Lt. Col. Damien Pickart, a spokesman for the U.S. Air Force, told Reuters Wednesday the deployments could include B-1 bombers and an expansion of B-52 bomber missions. However, Pickart noted that talks between the two countries were preliminary.
"These bomber rotations provide opportunities for our airmen to advance and strengthen our regional alliances and provide (Pacific Air Forces) and U.S. Pacific Command leaders with a credible global strike and deterrence capability to help maintain peace and security in the Indo-Asia-Pacific region," Pickart told Reuters.
Australian Prime Minister Malcolm Turnbull declined to comment on the matter when approached by reporters.
"I can just assure you that everything we do in this area is very carefully determined to ensure that our respective military forces work together as closely as possible in our mutual national interests," he said.
Should the U.S. and Australia reach an agreement, it is sure to add more pressure on China.
"Cooperation among relevant counties should protect regional peace and stability, and not target the interests of third parties," Chinese Foreign Ministry spokesman Hong Lei said in a briefing.
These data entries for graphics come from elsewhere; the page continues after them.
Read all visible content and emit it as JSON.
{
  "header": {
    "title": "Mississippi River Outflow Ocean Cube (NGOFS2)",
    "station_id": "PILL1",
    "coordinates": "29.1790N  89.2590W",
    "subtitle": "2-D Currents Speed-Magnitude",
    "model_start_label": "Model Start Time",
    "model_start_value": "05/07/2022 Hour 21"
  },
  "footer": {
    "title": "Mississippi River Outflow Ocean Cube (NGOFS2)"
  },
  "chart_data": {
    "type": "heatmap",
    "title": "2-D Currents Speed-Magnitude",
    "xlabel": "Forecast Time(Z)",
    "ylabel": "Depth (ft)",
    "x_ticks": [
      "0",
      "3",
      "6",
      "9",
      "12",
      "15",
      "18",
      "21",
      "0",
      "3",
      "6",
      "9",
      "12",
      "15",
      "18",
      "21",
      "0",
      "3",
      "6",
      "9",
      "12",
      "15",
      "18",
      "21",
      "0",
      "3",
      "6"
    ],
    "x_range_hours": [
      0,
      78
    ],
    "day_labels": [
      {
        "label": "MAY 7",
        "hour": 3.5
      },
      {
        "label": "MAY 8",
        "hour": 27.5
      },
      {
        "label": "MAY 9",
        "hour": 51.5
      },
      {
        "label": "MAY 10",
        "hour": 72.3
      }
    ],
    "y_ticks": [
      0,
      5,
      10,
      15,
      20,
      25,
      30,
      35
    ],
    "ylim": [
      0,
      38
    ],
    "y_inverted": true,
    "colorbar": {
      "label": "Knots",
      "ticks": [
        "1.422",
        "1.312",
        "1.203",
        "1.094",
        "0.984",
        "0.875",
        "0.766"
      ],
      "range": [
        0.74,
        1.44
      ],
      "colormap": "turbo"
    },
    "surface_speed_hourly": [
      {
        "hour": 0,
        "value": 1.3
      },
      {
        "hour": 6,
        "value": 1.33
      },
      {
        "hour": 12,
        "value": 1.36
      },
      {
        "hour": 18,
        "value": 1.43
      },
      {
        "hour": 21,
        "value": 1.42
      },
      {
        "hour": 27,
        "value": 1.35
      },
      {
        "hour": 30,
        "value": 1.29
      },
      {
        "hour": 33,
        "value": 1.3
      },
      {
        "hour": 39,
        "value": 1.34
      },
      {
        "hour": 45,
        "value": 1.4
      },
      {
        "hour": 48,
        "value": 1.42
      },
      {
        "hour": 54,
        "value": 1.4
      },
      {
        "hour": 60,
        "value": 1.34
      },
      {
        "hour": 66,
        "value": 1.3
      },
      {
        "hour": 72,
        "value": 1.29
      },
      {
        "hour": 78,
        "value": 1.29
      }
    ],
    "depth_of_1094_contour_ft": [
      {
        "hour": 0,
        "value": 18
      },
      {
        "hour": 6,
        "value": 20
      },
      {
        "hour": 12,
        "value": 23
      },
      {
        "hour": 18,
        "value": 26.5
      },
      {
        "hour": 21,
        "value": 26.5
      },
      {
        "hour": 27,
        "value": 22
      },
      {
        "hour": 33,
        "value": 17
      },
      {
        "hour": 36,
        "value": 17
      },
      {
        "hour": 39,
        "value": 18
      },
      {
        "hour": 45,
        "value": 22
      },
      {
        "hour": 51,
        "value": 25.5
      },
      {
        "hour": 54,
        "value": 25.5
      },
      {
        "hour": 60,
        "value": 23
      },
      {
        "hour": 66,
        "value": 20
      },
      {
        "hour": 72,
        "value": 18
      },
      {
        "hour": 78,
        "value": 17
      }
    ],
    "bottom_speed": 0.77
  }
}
Washington sent an aircraft carrier and five escort ships to the South China Sea last week. The dispatch sent a signal to China that the U.S. Navy will continue to conduct freedom of navigation patrols even as China continues to “militarize” the artificial reefs, defense officials told Fox News.
The possibility of the U.S. stationing B-1 bombers in Australia was broached last year, but Australia’s Defense Minister said they had misspoken.
The U.S. conducts B-52 missions from Australia periodically, but doesn’t fly any B-1s from there.